I can see that argument John, but in the main the pictures are uploaded without any context of preservation of record. I fear they are all about reflecting kudos on the person producing them

Jeffrey Jones said...

I am not sure your equation of 35,000 football fans united in empathy with "the best commonality of humanity" isn't an extreme case of wishful thinking on your part. You seem to be taking an exaggerated stance here to create a convenient contrast with your perceived cacophony of voices responding to the riots, when in fact there was plenty of acute media debate about the causes and effects of the riots - it's just that little of it would have appeared on twitter. Why would it? Twitter is surely by its very nature a sounding board for self-aggrandising individuals. It will never be a place of organised debate because it is, erm, not organised with that purpose in mind.

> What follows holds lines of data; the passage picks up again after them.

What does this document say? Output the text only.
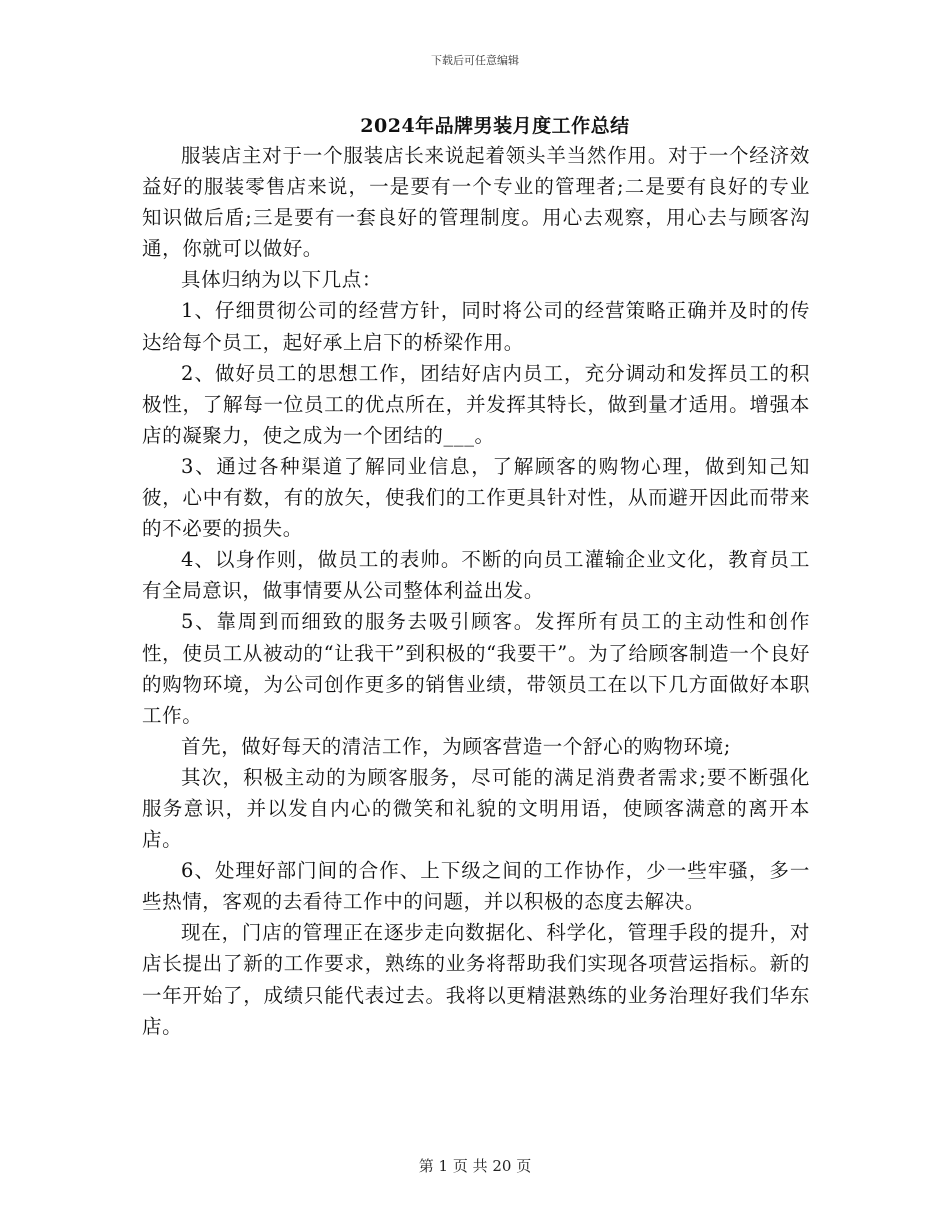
下载后可任意编辑
2024年品牌男装月度工作总结

服装店主对于一个服装店长来说起着领头羊当然作用。对于一个经济效益好的服装零售店来说，一是要有一个专业的管理者;二是要有良好的专业知识做后盾;三是要有一套良好的管理制度。用心去观察，用心去与顾客沟通，你就可以做好。

具体归纳为以下几点：

1、仔细贯彻公司的经营方针，同时将公司的经营策略正确并及时的传达给每个员工，起好承上启下的桥梁作用。

2、做好员工的思想工作，团结好店内员工，充分调动和发挥员工的积极性，了解每一位员工的优点所在，并发挥其特长，做到量才适用。增强本店的凝聚力，使之成为一个团结的___。

3、通过各种渠道了解同业信息，了解顾客的购物心理，做到知己知彼，心中有数，有的放矢，使我们的工作更具针对性，从而避开因此而带来的不必要的损失。

4、以身作则，做员工的表帅。不断的向员工灌输企业文化，教育员工有全局意识，做事情要从公司整体利益出发。

5、靠周到而细致的服务去吸引顾客。发挥所有员工的主动性和创作性，使员工从被动的“让我干”到积极的“我要干”。为了给顾客制造一个良好的购物环境，为公司创作更多的销售业绩，带领员工在以下几方面做好本职工作。

首先，做好每天的清洁工作，为顾客营造一个舒心的购物环境;

其次，积极主动的为顾客服务，尽可能的满足消费者需求;要不断强化服务意识，并以发自内心的微笑和礼貌的文明用语，使顾客满意的离开本店。

6、处理好部门间的合作、上下级之间的工作协作，少一些牢骚，多一些热情，客观的去看待工作中的问题，并以积极的态度去解决。

现在，门店的管理正在逐步走向数据化、科学化，管理手段的提升，对店长提出了新的工作要求，熟练的业务将帮助我们实现各项营运指标。新的一年开始了，成绩只能代表过去。我将以更精湛熟练的业务治理好我们华东店。

第 1 页 共 20 页
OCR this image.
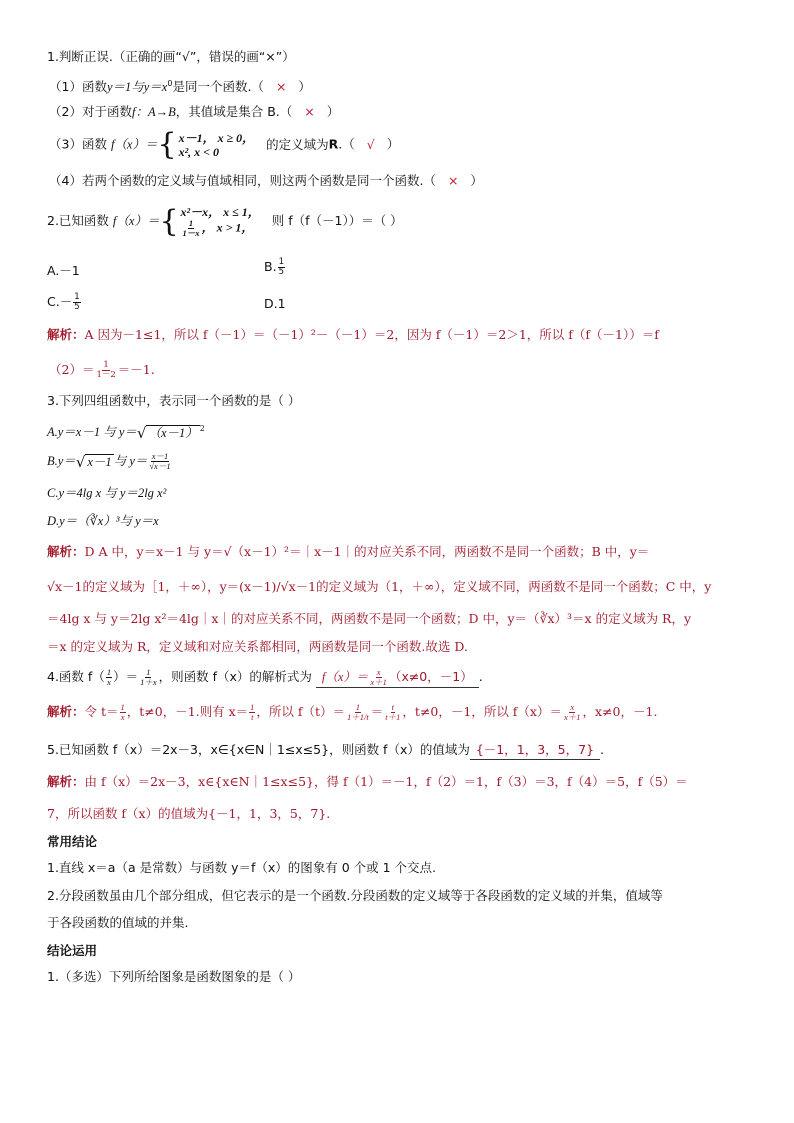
1.判断正误.（正确的画“√”，错误的画“×”）
（1）函数y＝1与$y=x^0$是同一个函数.（ × ）
（2）对于函数f：A→B，其值域是集合 B.（ × ）
（3）函数 f（x）＝ { x－1， x ≥ 0，
x², x < 0
的定义域为R.（ √ ）
（4）若两个函数的定义域与值域相同，则这两个函数是同一个函数.（ × ）
2.已知函数 f（x）＝ { x²－x， x ≤ 1，
$\frac{1}{1-x}$ ， x > 1，	则 f（f（－1））＝（ ）
A.－1	B. $\frac{1}{5}$
$C.- \frac{1}{5}$	D.1
解析：A 因为－1≤1，所以 f（－1）＝（－1）²－（－1）＝2，因为 f（－1）＝2＞1，所以 f（f（－1））＝f
$(2)= \frac{1}{1-2} =-1$.
3.下列四组函数中，表示同一个函数的是（ ）
A.y＝x－1 与 y＝ √ （x－1） $^2$
B.y＝ √ x－1 与 $y= \frac{x-1}{√x-1}$
C.y＝4lg x 与 y＝2lg x²
D.y＝（∛x）³与 y＝x
解析：D A 中，y＝x－1 与 y＝√（x－1）²＝｜x－1｜的对应关系不同，两函数不是同一个函数；B 中，y＝
√x－1的定义域为［1，＋∞），y＝(x－1)/√x－1的定义域为（1，＋∞），定义域不同，两函数不是同一个函数；C 中，y
＝4lg x 与 y＝2lg x²＝4lg｜x｜的对应关系不同，两函数不是同一个函数；D 中，y＝（∛x）³＝x 的定义域为 R，y
＝x 的定义域为 R，定义域和对应关系都相同，两函数是同一个函数.故选 D.
4.函数 $f( \frac{1}{x}$ ）＝ $\frac{1}{1+x}$ ，则函数 f（x）的解析式为 $f(x)= \frac{x}{x+1} (x\ne 0$，－1） .
解析：令 $t= \frac{1}{x}$ ，t≠0，－1.则有 $x= \frac{1}{t}$ ，所以 $f(t)= \frac{1}{1+1/t} = \frac{t}{t+1}$ ，t≠0，－1，所以 $f(x)= \frac{x}{x+1}$ ，x≠0，－1.
5.已知函数 f（x）＝2x－3，x∈{x∈N｜1≤x≤5}，则函数 f（x）的值域为 {－1，1，3，5，7} .
解析：由 f（x）＝2x－3，x∈{x∈N｜1≤x≤5}，得 f（1）＝－1，f（2）＝1，f（3）＝3，f（4）＝5，f（5）＝
7，所以函数 f（x）的值域为{－1，1，3，5，7}.
常用结论
1.直线 x＝a（a 是常数）与函数 y＝f（x）的图象有 0 个或 1 个交点.
2.分段函数虽由几个部分组成，但它表示的是一个函数.分段函数的定义域等于各段函数的定义域的并集，值域等
于各段函数的值域的并集.
结论运用
1.（多选）下列所给图象是函数图象的是（ ）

To my mind, the 35,000 football fans were about as convincing as symbol of united humanity as the lines of deluded people who appeared on the streets when Princess Diana died. United, maybe...but united in what?
To my mind, your basic assumptions about the desirability of empathic unity - of the benefits of a coherent, unified voice as opposed to a cacophony of individual voices - are fundamentally flawed. However benevolent they may appear, when it comes to a unified community speaking as one, I'm with God at the Tower of Babel: scatter them across the face of the earth and confound their language, that they may not understand each other's speech.